The plan, which is being positioned as an advance on the tax credit, will provide a guaranteed income to families with children. For families in need of immediate assistance and are unable to wait until they file their 2021 taxes, the plan includes the option to receive monthly payments of up to $300 per child.

How will it work?

For this year only, Democrats have proposed increasing the benefit from $2,000 per child to $3,000 per child. Parents of children under age 6 would be eligible for an even larger $3,600 total credit. The plan would also include $3,000 benefits to the parents of 17-year-olds who meet plan qualifications. Previously children had to be 16 or younger.

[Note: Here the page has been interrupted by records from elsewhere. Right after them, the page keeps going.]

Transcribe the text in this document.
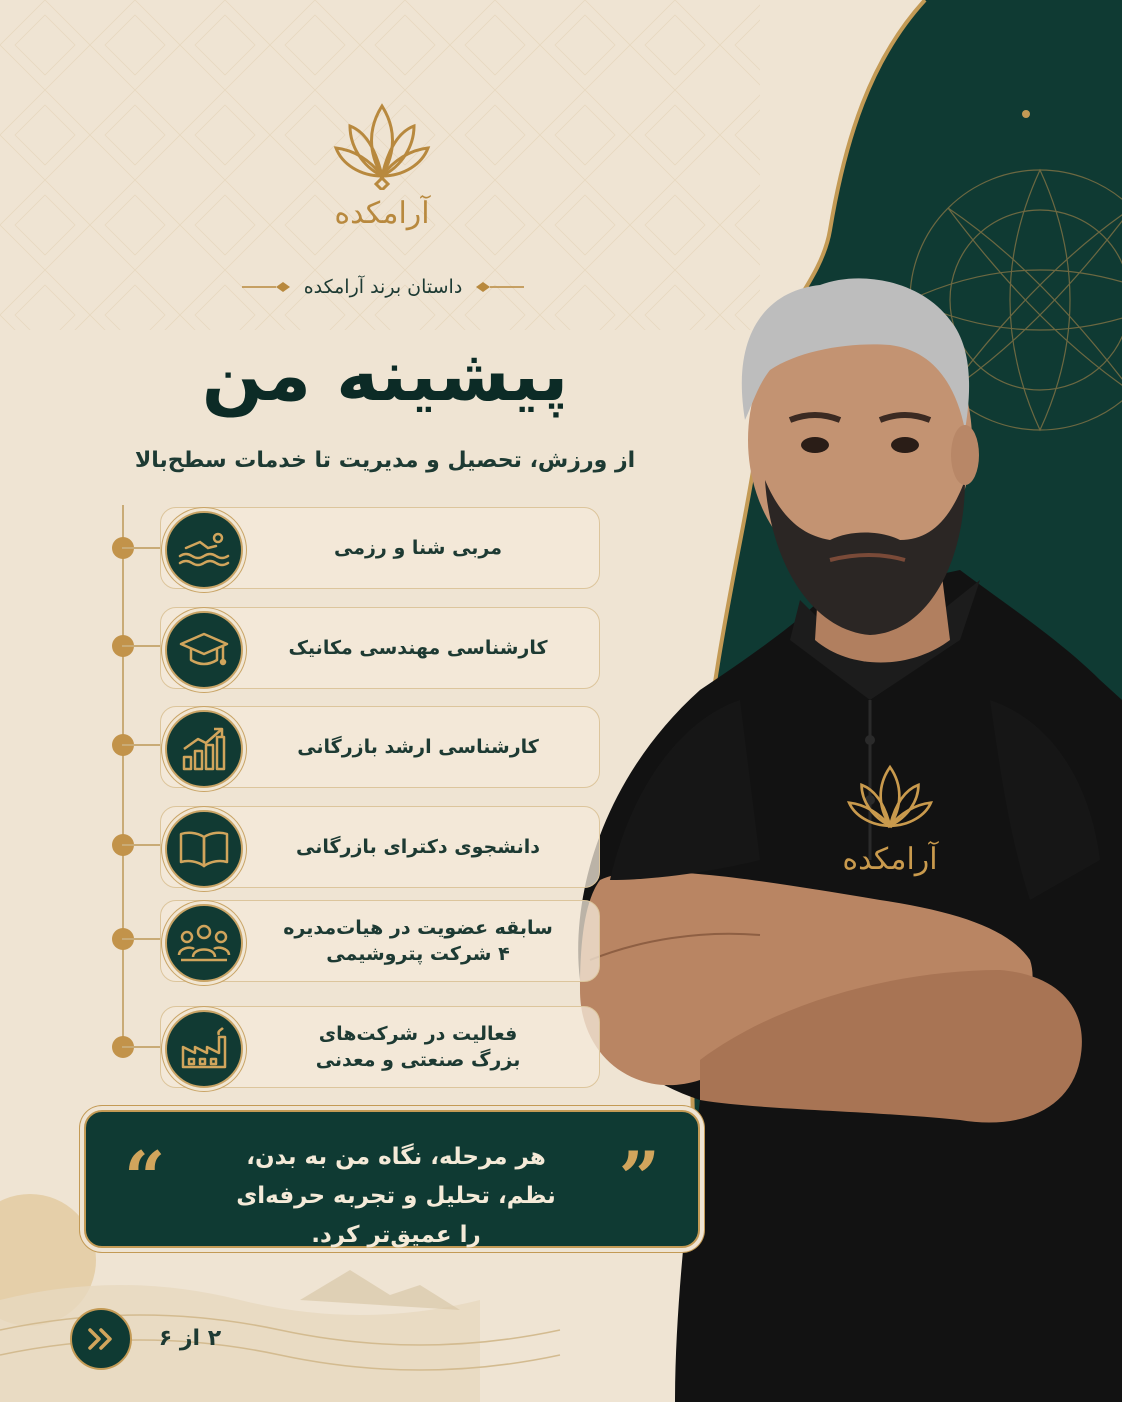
آرامکده
آرامکده
داستان برند آرامکده
پیشینه من
از ورزش، تحصیل و مدیریت تا خدمات سطح‌بالا
مربی شنا و رزمی
کارشناسی مهندسی مکانیک
کارشناسی ارشد بازرگانی
دانشجوی دکترای بازرگانی
سابقه عضویت در هیات‌مدیره
۴ شرکت پتروشیمی
فعالیت در شرکت‌های
بزرگ صنعتی و معدنی
“	هر مرحله، نگاه من به بدن، نظم، تحلیل و تجربه حرفه‌ای را عمیق‌تر کرد.
”
۲ از ۶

How will monthly payments work?

While some details are yet to be revealed, here’s what it says in the bill: “The secretary shall establish a program for making periodic payments to taxpayers which, in the aggregate during any calendar year, equal the annual advance amount determined with respect to such taxpayer for such calendar year.”

According to reports, regular check distribution would begin no sooner than July and would be an advance on up to half of the total benefit. So a family receiving the benefit for one child under the age of 6 would see $300 monthly payments for six months. Between ages 7 and 17, the benefit would be $250 monthly, if approved.

Who qualifies?

  • The added payments this year would begin phasing out for couples making over $150,000, and couples making over $170,000 would see no added benefit, according to the New York Times.
  • As in previous years, single filers making under $200,000 and married filers making less than $400,000 would still be eligible for the $2,000 payments.
  • The frequency of the checks containing the first half of the payment is not yet solidified. The Treasury Department will determine how frequently checks can realistically be distributed.
  • The remaining half of the credit would still be claimed when taxes are filed.
  • The credit would be refundable, meaning you could still get the credit even if you don’t end up owing taxes.
  • Some Democrats have called for making the payments permanent.

In pushing the credit, Democrats have said this change — in conjunction with stimulus payments, childcare credits, and other relief for parents in President Joe Biden’s proposal — could reduce the number of children living in poverty by more than half, a claim based on a study by the Center on Poverty and Social Policy at Columbia University.